[llvm-dev] Proposal for O1/Og Optimization and Code Generation Pipeline

Mon Apr 1 19:56:36 PDT 2019

On Fri, Mar 29, 2019 at 12:41 AM Mehdi AMINI <joker.eph at gmail.com> wrote:
>
> Hi Eric,
>
> On Thu, Mar 28, 2019 at 7:09 PM Eric Christopher via llvm-dev <llvm-dev at lists.llvm.org> wrote:
>>
>> Hi All,
>>
>> I’ve been thinking about both O1 and Og optimization levels and have a
>> proposal for an improved O1 that I think overlaps in functionality
>> with our desires for Og. The design goal is to rewrite the O1
>> optimization and code generation pipeline to include the set of
>> optimizations that minimizes build and test time while retaining our
>> ability to debug.
>
>
> That would be nice: how do you distinguish O1 and Og with this view? (which from your list would / wouldn't be included in Og?)
>

As a first pass I'd just make them identical, but there's a lot of
work around statistics collecting (I'll refer you to Greg and Paul's
emails as well) before saying "this is 'done'".

>>
>>
>> This isn’t to minimize efforts around optimized debugging or negate O0
>> builds, but rather to provide a compromise mode that encompasses some
>> of the benefits of both.
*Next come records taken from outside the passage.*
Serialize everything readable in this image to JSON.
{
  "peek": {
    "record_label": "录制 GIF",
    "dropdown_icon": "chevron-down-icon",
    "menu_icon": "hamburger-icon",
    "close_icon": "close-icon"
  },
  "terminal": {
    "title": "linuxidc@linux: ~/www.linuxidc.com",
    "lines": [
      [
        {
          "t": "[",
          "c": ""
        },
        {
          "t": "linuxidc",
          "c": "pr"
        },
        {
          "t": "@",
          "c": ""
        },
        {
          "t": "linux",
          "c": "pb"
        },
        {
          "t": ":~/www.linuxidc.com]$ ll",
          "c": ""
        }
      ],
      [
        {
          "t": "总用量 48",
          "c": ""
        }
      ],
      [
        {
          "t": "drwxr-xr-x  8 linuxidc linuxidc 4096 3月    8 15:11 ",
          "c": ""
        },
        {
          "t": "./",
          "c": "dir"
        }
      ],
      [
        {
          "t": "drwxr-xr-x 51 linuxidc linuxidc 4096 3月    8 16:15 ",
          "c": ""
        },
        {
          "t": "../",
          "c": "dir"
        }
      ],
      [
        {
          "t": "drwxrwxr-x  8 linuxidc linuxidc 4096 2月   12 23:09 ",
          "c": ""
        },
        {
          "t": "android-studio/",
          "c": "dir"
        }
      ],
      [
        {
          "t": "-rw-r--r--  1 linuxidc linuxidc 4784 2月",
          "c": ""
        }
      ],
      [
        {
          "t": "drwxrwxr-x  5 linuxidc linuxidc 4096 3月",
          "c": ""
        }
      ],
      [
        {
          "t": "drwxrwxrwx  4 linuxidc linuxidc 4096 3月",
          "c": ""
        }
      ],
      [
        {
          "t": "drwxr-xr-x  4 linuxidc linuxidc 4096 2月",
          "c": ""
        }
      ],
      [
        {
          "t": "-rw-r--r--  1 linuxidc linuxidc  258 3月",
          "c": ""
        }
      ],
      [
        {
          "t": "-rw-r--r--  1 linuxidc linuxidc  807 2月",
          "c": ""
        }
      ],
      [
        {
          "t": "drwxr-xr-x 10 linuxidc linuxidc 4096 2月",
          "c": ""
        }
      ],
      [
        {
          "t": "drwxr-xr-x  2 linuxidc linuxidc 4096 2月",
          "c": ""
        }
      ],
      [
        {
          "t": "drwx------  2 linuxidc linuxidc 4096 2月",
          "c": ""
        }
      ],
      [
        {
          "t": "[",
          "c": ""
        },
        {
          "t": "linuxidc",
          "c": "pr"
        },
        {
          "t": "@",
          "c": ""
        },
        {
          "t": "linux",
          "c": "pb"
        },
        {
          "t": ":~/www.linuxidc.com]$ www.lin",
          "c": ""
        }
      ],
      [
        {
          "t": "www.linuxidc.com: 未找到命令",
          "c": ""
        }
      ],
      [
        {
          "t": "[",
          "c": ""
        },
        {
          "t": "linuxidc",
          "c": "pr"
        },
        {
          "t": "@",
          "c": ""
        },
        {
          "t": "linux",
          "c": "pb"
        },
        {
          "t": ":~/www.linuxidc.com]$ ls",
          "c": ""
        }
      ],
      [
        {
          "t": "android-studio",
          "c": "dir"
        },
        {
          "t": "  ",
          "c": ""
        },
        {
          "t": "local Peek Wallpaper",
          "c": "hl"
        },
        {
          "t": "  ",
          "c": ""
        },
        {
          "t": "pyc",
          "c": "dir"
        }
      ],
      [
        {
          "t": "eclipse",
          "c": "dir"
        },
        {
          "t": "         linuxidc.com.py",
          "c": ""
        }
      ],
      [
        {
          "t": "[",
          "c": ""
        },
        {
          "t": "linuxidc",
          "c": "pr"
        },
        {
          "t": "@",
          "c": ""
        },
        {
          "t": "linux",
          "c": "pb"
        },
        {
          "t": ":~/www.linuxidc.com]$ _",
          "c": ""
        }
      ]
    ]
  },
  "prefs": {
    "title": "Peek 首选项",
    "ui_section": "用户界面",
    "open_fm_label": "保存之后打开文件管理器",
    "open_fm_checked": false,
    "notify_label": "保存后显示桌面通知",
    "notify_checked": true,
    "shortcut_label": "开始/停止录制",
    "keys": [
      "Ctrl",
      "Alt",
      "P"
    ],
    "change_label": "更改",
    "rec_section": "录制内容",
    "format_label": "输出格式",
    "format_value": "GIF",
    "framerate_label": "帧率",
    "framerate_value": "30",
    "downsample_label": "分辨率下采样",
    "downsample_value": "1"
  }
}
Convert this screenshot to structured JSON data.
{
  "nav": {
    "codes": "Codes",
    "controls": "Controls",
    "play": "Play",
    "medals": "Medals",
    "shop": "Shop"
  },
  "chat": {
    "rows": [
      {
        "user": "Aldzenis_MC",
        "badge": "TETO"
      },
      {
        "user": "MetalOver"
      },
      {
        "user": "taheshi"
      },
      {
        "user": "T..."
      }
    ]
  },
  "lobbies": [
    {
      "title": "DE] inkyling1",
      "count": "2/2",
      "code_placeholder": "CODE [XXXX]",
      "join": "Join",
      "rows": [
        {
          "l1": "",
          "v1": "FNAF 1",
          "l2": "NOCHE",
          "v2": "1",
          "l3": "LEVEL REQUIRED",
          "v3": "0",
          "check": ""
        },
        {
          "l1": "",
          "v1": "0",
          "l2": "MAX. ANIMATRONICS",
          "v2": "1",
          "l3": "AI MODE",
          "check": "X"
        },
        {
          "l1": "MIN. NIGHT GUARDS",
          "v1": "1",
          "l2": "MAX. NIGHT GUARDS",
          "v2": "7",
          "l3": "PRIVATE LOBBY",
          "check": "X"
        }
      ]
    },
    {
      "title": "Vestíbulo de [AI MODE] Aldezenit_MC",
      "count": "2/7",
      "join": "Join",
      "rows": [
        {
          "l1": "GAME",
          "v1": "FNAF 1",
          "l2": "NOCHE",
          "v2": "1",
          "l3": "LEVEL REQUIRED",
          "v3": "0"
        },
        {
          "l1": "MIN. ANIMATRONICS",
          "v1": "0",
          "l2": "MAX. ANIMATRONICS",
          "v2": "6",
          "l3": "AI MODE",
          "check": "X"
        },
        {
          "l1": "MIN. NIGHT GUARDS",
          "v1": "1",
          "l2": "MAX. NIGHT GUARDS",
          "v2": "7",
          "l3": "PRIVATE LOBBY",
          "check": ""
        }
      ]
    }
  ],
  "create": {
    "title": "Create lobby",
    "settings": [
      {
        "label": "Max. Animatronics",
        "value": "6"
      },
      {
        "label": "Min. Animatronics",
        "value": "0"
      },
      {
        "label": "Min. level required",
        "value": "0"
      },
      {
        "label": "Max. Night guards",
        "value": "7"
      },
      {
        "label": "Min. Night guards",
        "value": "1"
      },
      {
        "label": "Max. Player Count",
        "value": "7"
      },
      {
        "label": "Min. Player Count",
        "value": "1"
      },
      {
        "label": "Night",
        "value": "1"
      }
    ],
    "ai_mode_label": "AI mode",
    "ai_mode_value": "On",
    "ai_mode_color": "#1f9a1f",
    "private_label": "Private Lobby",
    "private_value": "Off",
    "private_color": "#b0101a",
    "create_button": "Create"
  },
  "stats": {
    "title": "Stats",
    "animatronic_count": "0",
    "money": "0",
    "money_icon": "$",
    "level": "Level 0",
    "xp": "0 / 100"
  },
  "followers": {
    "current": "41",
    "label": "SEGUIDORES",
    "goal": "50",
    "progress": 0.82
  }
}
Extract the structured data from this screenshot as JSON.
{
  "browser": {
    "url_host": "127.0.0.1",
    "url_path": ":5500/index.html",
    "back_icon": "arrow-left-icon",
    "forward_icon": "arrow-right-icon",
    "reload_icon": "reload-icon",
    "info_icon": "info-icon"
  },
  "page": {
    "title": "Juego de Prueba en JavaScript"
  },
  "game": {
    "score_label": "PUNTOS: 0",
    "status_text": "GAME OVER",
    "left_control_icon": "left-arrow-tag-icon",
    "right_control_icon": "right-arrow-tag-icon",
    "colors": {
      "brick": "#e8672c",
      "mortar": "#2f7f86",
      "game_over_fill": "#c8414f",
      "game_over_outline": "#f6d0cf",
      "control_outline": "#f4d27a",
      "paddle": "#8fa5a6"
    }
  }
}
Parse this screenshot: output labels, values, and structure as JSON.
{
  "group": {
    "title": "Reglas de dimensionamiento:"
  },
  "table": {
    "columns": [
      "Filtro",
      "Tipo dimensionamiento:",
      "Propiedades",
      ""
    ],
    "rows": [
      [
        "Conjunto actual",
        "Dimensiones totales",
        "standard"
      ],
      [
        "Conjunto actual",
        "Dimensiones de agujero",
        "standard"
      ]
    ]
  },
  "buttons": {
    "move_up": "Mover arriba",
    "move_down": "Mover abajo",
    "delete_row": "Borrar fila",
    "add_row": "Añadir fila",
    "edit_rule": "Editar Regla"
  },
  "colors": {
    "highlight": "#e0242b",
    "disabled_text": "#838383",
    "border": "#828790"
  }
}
In effect to create a “build mode for
>> everyday development”.
>>
>> This proposal is a first approximation guess on direction. I’ll be
>> exploring different options and combinations, but I think this is a
>> good place to start for discussion. Unless there are serious
>> objections to the general direction I’d like to get started so we can
>> explore and look at the code as it comes through review.
>>
>>
>> Optimization and Code Generation Pipeline
>>
>> The optimization passes chosen fall into a few main categories,
>> redundancy elimination and basic optimization/abstraction elimination.
>> The idea is that these are going to be the optimizations that a
>> programmer would expect to happen without affecting debugging. This
>> means not eliminating redundant calls or non-redundant loads as those
>> could fail in different ways and locations while executing.  These
>> optimizations will also reduce the overall amount of code going to the
>> code generator helping both linker input size and code generation
>> speed.
>>
>> Dead code elimination
>>
>>  - Dead code elimination (ADCE, BDCE)
>>  - Dead store elimination
>>  - Parts of CFG Simplification
>>  - Removing branches and dead code paths and not including commoning
>> and speculation
>>
>> Basic Scalar Optimizations
>>
>>  - Constant propagation including SCCP and IPCP
>>  - Constant merging
>>  - Instruction Combining
>>  - Inlining: always_inline and normal inlining passes
>>  - Memory to register promotion
>>  - CSE of “unobservable” operations
>>  - Reassociation of expressions
>>  - Global optimizations - try to fold globals to constants
>>
>> Loop Optimizations
>>
>> Loop optimizations have some problems around debuggability and
>> observability, but a suggested set of passes would include
>> optimizations that remove abstractions and not ones that necessarily
>> optimize for performance.
>>
>>  - Induction Variable Simplification
>>  - LICM but not promotion
>>  - Trivial Unswitching
>>  - Loop rotation
>>  - Full loop unrolling
>>  - Loop deletion
>
>
> That is already a pretty good list. I would find interesting if we know the opposite list: the passes that we should not include for speed and debugaibility? Vectorizer? Unrolling? Jump Threading?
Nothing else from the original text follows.